Elle s’arrêta soudain en voyant les trois enfants s’embrasser sur le sol en marbre, et ses yeux expérimentés se remplirent de larmes de compréhension et de tendresse maternelle. « Monsieur Edward, » dit-il, la voix étranglée par l’émotion, « en toutes ces longues années à travailler avec dévouement dans cette maison, je n’ai jamais vu Peter aussi sincèrement heureux et complet.
C’est comme s’il avait enfin trouvé une partie fondamentale de lui-même dont il ne savait même pas consciemment qu’il avait perdue. Rosa peut rester pour s’occuper d’eux avec affection pendant que j’attends avec impatience l’arrivée du médecin. J’ai absolument besoin de passer des appels très importants. Bien sûr, M. Edward, je prendrai soin des trois comme s’ils étaient mes propres petits-enfants.

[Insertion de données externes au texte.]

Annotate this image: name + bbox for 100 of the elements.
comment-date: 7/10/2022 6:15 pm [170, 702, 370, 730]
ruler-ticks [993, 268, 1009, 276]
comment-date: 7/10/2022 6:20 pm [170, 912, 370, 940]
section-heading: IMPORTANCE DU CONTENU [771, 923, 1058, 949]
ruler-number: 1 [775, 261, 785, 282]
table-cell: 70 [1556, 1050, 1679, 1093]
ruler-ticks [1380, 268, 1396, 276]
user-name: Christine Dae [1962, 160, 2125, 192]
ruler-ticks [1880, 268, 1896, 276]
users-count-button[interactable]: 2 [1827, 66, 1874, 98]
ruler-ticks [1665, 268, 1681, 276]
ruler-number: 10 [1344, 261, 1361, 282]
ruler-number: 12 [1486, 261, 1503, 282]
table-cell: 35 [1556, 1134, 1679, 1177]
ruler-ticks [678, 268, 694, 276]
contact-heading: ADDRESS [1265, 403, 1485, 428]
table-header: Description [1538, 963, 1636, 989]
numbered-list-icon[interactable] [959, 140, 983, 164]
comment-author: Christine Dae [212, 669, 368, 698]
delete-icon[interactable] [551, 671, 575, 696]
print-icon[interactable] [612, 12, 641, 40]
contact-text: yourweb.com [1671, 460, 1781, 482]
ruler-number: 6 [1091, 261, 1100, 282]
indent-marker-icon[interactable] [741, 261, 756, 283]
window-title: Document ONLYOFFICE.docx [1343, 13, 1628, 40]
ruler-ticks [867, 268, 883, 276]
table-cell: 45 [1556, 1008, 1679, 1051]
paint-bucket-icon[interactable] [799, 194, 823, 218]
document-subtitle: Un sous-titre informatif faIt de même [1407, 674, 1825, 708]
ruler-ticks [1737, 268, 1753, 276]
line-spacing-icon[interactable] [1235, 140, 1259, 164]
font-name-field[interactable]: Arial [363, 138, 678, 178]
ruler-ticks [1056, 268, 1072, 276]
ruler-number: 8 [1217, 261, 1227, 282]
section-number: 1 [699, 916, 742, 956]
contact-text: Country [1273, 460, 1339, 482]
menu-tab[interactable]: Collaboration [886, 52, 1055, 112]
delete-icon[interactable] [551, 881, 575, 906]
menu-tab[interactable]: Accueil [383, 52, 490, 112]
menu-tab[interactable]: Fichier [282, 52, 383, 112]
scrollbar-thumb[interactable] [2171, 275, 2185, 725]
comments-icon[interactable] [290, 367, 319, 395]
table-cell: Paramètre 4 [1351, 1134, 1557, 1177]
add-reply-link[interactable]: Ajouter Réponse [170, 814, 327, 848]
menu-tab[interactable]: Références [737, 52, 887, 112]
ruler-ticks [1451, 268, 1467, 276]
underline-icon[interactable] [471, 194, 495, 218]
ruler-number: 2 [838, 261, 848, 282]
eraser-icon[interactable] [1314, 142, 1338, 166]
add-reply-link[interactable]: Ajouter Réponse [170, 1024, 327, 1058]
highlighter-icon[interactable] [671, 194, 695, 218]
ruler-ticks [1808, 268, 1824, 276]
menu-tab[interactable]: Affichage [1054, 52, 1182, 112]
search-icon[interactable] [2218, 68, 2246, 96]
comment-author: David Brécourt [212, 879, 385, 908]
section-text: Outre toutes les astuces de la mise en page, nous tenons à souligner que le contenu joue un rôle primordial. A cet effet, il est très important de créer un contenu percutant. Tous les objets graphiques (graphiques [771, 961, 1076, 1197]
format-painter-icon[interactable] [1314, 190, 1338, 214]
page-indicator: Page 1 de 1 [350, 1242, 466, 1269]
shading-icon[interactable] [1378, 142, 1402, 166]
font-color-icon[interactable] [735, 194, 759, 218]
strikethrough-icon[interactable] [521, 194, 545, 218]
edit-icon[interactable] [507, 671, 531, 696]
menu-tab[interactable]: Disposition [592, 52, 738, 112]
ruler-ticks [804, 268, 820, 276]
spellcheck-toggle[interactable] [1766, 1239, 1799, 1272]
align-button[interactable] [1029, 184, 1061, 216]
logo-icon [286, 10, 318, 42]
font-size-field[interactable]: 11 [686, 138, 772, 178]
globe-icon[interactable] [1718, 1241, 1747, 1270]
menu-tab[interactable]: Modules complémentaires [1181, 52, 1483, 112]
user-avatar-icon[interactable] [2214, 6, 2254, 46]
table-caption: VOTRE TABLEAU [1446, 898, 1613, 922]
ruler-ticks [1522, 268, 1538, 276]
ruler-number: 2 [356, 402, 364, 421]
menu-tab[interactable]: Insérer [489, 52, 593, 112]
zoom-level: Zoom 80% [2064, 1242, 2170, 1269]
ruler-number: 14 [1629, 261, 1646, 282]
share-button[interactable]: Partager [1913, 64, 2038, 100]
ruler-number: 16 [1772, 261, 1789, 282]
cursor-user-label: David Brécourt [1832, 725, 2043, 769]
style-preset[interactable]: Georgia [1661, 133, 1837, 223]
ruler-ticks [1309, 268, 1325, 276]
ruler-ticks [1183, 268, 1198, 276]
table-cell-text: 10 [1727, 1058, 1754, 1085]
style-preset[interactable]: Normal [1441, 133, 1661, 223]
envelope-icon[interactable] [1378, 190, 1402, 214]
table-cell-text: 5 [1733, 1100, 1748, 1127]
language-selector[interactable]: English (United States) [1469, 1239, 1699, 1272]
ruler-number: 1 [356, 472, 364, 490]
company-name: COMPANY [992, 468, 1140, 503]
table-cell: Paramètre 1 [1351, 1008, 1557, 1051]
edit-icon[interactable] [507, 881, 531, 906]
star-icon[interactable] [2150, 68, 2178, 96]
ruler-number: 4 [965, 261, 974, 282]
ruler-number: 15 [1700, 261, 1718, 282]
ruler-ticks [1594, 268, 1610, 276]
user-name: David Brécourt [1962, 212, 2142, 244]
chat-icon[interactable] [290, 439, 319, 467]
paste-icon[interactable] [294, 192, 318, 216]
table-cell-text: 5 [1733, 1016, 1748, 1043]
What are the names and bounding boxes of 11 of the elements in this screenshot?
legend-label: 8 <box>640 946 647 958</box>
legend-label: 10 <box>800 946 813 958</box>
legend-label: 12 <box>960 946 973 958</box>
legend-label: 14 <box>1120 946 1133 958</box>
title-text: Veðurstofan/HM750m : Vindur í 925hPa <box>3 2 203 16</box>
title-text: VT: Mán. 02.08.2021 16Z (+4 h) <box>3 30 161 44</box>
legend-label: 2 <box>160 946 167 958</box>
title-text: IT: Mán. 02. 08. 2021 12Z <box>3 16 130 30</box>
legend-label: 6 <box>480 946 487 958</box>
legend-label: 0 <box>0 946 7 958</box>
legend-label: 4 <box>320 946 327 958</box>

Eduardo grimpa lentement jusqu’au bureau élégant du deuxième étage, mais avant d’arriver, il entendit des rires mélodieux venant de la pièce principale. C’était un son pur, cristallin, qu’il n’avait jamais entendu de toute sa vie. Peter riait de joie pleine, sans réserve ni mélancolie. Au cours des cinq années de vie de son fils bien-aimé, Eduardo avait toujours perçu chez l’enfant une certaine tristesse inexplicable, comme si quelque chose d’essentiel lui manquait éternellement.
Maintenant, en écoutant ce rire spontané et authentique, il comprenait avec une clarté absolue que Peter avait toujours ressenti au plus profond de lui l’absence douloureuse de ses frères, même s’il ne connaissait pas consciemment leur existence réelle. Dans le silence ordonné du bureau, Eduardo alluma l’ordinateur moderne et commença à enquêter méticuleusement autant que possible sur Marcia Santos, la sœur tourmentée de Patricia.
Il trouva des dossiers détaillés de changements constants d’adresse, quelques notes de police pour des délits mineurs, et un historique très préoccupant d’instabilité financière chronique. Mais ce qui l’a le plus impressionné, c’est de découvrir que Marcia avait mystérieusement reçu une somme d’argent très importante d’une source non identifiée, exactement au moment précis de la naissance traumatisante des enfants.
C’était comme si quelqu’un de puissant avait délibérément payé pour qu’elle disparaisse avec les bébés et ne revienne jamais. Les soupçons grandissants d’Edward se tournèrent immédiatement vers sa propre famille. Les Fernandez ont toujours été notoirement traditionalistes, conservateurs et obsédés par une image publique impeccable.
Avoir des triplés dans une gestation compliquée et imprévue avec la jeune mère mourant tragiquement en couches aurait pu être interprété comme un scandale dévastateur, quelque chose qu’il fallait dissimuler à tout prix. Peut-être que ses propres parents autoritaires et froids, les grands-parents conservateurs de Pedro, avaient orchestré cette séparation cruelle et inhumaine.